To check that the birth year is a number, a built-in function called String.toNat? : String → Option Nat
is useful.
It's most user-friendly to eliminate leading and trailing whitespace first using String.trim
:
def checkYearIsNat (year : String) : Validate (Field × String) Nat :=
match year.trim.toNat? with
| none => reportError "birth year" "Must be digits"
| some n => pure n
To check that the provided year is in the expected range, nested uses of the evidence-providing form of if
are in order:
def checkBirthYear (thisYear year : Nat) : Validate (Field × String) {y : Nat // y > 1900 ∧ y ≤ thisYear} :=
if h : year > 1900 then
if h' : year ≤ thisYear then
pure ⟨year, by simp [*]⟩
else reportError "birth year" s!"Must be no later than {thisYear}"
else reportError "birth year" "Must be after 1900"

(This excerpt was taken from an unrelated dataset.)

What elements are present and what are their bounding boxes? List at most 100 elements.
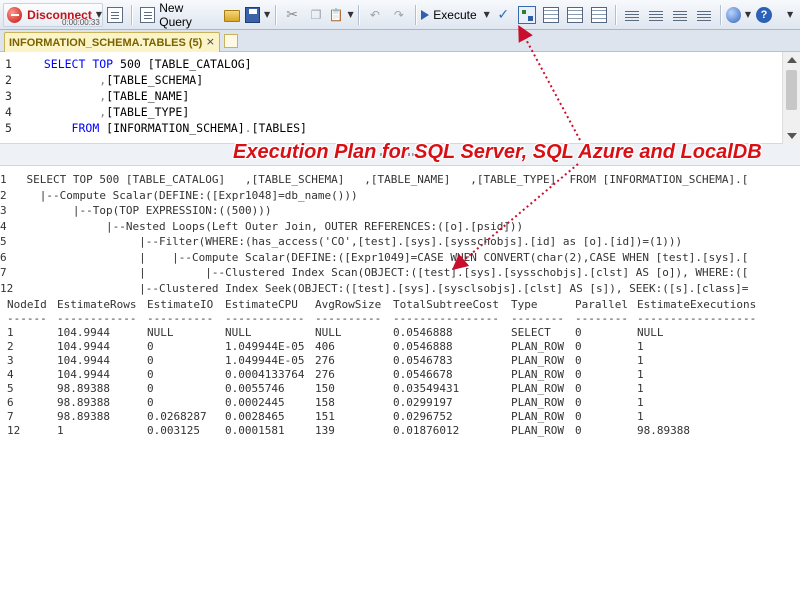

Finally, these three components can be combined using seq
:
def checkInput (year : Nat) (input : RawInput) : Validate (Field × String) (CheckedInput year) :=
pure CheckedInput.mk <*>
checkName input.name <*>
(checkYearIsNat input.birthYear).andThen fun birthYearAsNat =>
checkBirthYear year birthYearAsNat
Testing checkInput
shows that it can indeed return multiple pieces of feedback:
#eval checkInput 2023 {name := "David", birthYear := "1984"}
Validate.ok { name := "David", birthYear := 1984 }
#eval checkInput 2023 {name := "", birthYear := "2045"}
Validate.errors { head := ("name", "Required"), tail := [("birth year", "Must be no later than 2023")] }
#eval checkInput 2023 {name := "David", birthYear := "syzygy"}
Validate.errors { head := ("birth year", "Must be digits"), tail := [] }
Form validation with checkInput
illustrates a key advantage of Applicative
over Monad
.
Because >>=
provides enough power to modify the rest of the program's execution based on the value from the first step, it must receive a value from the first step to pass on.
If no value is received (e.g. because an error has occurred), then >>=
cannot execute the rest of the program.
Validate
demonstrates why it can be useful to run the rest of the program anyway: in cases where the earlier data isn't needed, running the rest of the program can yield useful information (in this case, more validation errors).
Applicative
's <*>
may run both of its arguments before recombining the results.
Similarly, >>=
forces sequential execution.
Each step must complete before the next may run.
This is generally useful, but it makes it impossible to have parallel execution of different threads that naturally emerges from the program's actual data dependencies.
A more powerful abstraction like Monad
increases the flexibility that's available to the API consumer, but it decreases the flexibility that is available to the API implementor.